Mayor Michael W. Tucker said Monday that he expects the city to adopt a landlord registration law shortly before or after Jan. 1.
He made the statement following a meeting between a group of citizens and city attorneys before Monday's Common Council session. The citizens sought stepped-up enforcement of housing codes.
"We feel the housing problem has been neglected for 15 years," said Michael Manning of High Street. "We need to get our priorities lined up, our personnel lined up."
The group sought information about how property owners who don't live in Lockport can be called to account for urban blight.
The new law, first proposed in August by Police Department Warrant Officer Paul Beakman, would require out-of-town property owners to inform the city of someone local to whom summonses could be sent -- a person who could be brought into court if necessary.
Manning said citizens need to know who is behind some of the corporate names listed as landlords in Lockport.
In addition, Corporation Counsel John J. Ottaviano said he intends to draw up a law limiting to one year the length of time a building may be boarded up before being repaired.
Manning, who was joined by Jean Kiene of Willow Street, Karen Carroll of Park Lane Circle and others, said he is concerned that the three new building inspectors the city intends to hire in 2008 won't have a quick impact. "I'm just worried it might be July before something happens," he said.
But Tucker said interviews will start next week, and the appointments will likely be on the agenda for the Council's last scheduled meeting of the year Dec. 19. More than 20 applications are in hand.

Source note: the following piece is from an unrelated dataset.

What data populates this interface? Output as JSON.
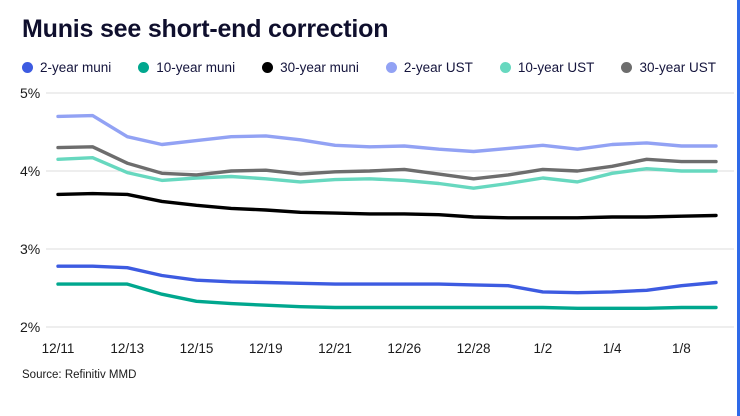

Ottaviano said he told the group that in 2000, the last time the city tried to pass a law regulating landlords, the property owners packed a public hearing and were able to prevent the measure's passage.
"They [the citizens group] said, 'Get the public hearing, get the legislation, and we'll be here to support it,' " Ottaviano said.
In other matters, the Council authorized Tucker to spend up to $5,000 to have the Wendel Duchscherer engineering firm apply on the city's behalf for a $125,000 state grant to pay for a feasibility study for the proposed Lockport Harbor boat-docking area on the Erie Canal.
The Council also claimed lead-agency status for the city on a planned rezoning effort on South Transit Street. Alderman Patrick W. Schrader, who represents the area, said constituents will have a chance for input "before it ever goes to our Planning Board or the Niagara County Planning Board. . . . We are nowhere near the final proposal."